Mr Smith and his son Nick now face up to seven years in jail for paying out bribes totalling Sh50 million to facilitate the family-run business win printing tenders at IIEC and Knec.

“This has been a difficult four years for the company. Because sentencing is still pending it is not appropriate to make any further comment. Our focus now is on continuing to deliver an excellent service to our loyal customers,” S&O said in a statement to the Business Daily.

The corrupt dealings, committed between June 2009 and December 2010, saw Kenyan electoral and examination officials pocket millions of shillings from S&O by inflating costs by up to 38 per cent to cater for the kickbacks.

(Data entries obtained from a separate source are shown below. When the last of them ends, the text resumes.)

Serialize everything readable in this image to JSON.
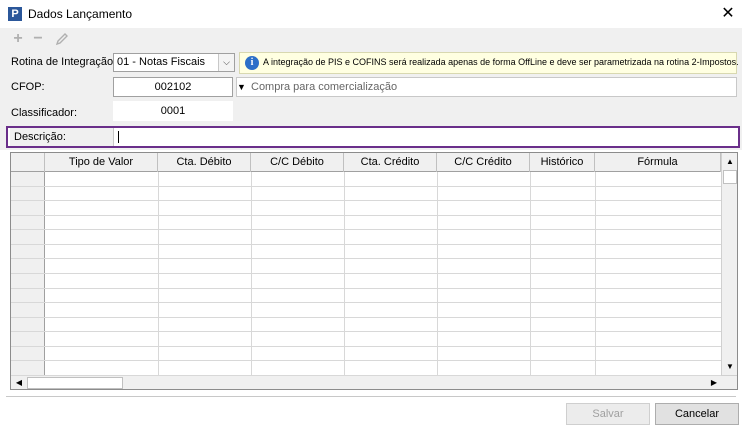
{
  "window": {
    "logo_letter": "P",
    "title": "Dados Lançamento",
    "close_glyph": "✕"
  },
  "toolbar": {
    "add_icon": "plus-icon",
    "remove_icon": "minus-icon",
    "edit_icon": "pencil-icon"
  },
  "form": {
    "rotina_label": "Rotina de Integração:",
    "rotina_value": "01 - Notas Fiscais",
    "info_text": "A integração de PIS e COFINS será realizada apenas de forma OffLine e deve ser parametrizada na rotina 2-Impostos.",
    "cfop_label": "CFOP:",
    "cfop_value": "002102",
    "cfop_description": "Compra para comercialização",
    "classificador_label": "Classificador:",
    "classificador_value": "0001",
    "descricao_label": "Descrição:",
    "descricao_value": ""
  },
  "grid": {
    "columns": [
      "Tipo de Valor",
      "Cta. Débito",
      "C/C Débito",
      "Cta. Crédito",
      "C/C Crédito",
      "Histórico",
      "Fórmula"
    ],
    "row_count": 14
  },
  "buttons": {
    "save_label": "Salvar",
    "cancel_label": "Cancelar"
  },
  "colors": {
    "focus_border": "#6a2f8a",
    "info_background": "#ffffe1",
    "info_icon": "#2c6fc8"
  }
}
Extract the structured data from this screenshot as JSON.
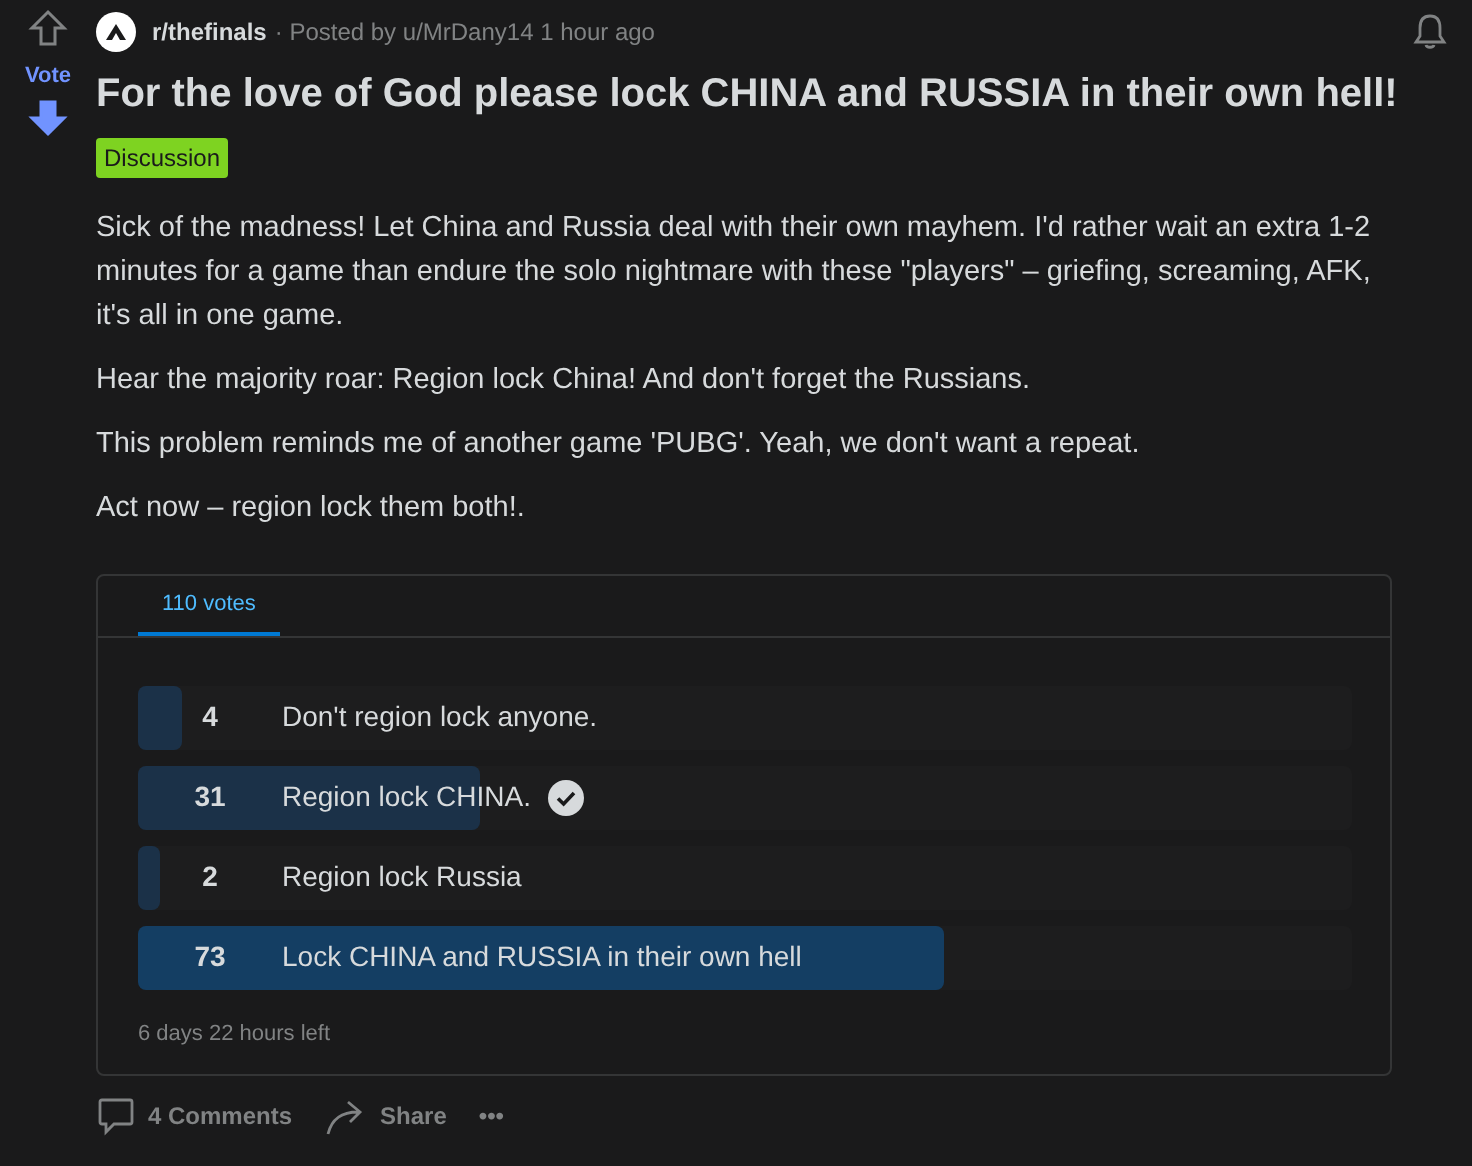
{
  "post": {
    "subreddit": "r/thefinals",
    "posted_by": "· Posted by u/MrDany14 1 hour ago",
    "vote_label": "Vote",
    "downvoted": true,
    "title": "For the love of God please lock CHINA and RUSSIA in their own hell!",
    "flair": "Discussion",
    "body": [
      "Sick of the madness! Let China and Russia deal with their own mayhem. I'd rather wait an extra 1-2 minutes for a game than endure the solo nightmare with these \"players\" – griefing, screaming, AFK, it's all in one game.",
      "Hear the majority roar: Region lock China! And don't forget the Russians.",
      "This problem reminds me of another game 'PUBG'. Yeah, we don't want a repeat.",
      "Act now – region lock them both!."
    ]
  },
  "poll": {
    "tab": "110 votes",
    "time_left": "6 days 22 hours left",
    "options": [
      {
        "count": "4",
        "label": "Don't region lock anyone.",
        "level": 0.036,
        "selected": false
      },
      {
        "count": "31",
        "label": "Region lock CHINA.",
        "level": 0.282,
        "selected": true
      },
      {
        "count": "2",
        "label": "Region lock Russia",
        "level": 0.018,
        "selected": false
      },
      {
        "count": "73",
        "label": "Lock CHINA and RUSSIA in their own hell",
        "level": 0.664,
        "selected": false
      }
    ]
  },
  "actions": {
    "comments": "4 Comments",
    "share": "Share",
    "more": "•••"
  }
}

Other personalities entangled in the “chicken” scam are lawyer Kennedy Nyaundi (commissioner), Kenneth Karani (senior procurement officer) and an unnamed finance director.

The Knec executives named in the investigation include deputy CEO Mwai Nyaga, Geoffrey Gitogo (ICT manager), Ephraim Wanderi (computer manager) and Michael Ndua, the principal supplies officer.

READ: Wasanga named in Sh0.7m annual kickback scheme

Kenya Bureau of Standards (Kebs) officials are also alleged to have received nearly Sh3 million in kickbacks to certify S&O printing works as having met the required quality.

“A Kebs officer from our standards department was involved in providing guidance on the quality standards of the ballot paper because Kebs facilitated the setting of IEBC (IIEC) standards on election materials,” said Charles Ongwae, managing director at Kebs.

Court papers show that the bribery payments were made through Mr Oyombra, the S&O Kenyan agent, who would discreetly wired bribes to IIEC and Knec officials through an account held at KCB.

Mr Oyombra’s bank accounts at Oriental Commercial Bank and KCB have since been frozen following a court order obtained by the anti-corruption watchdog to investigate his accounts.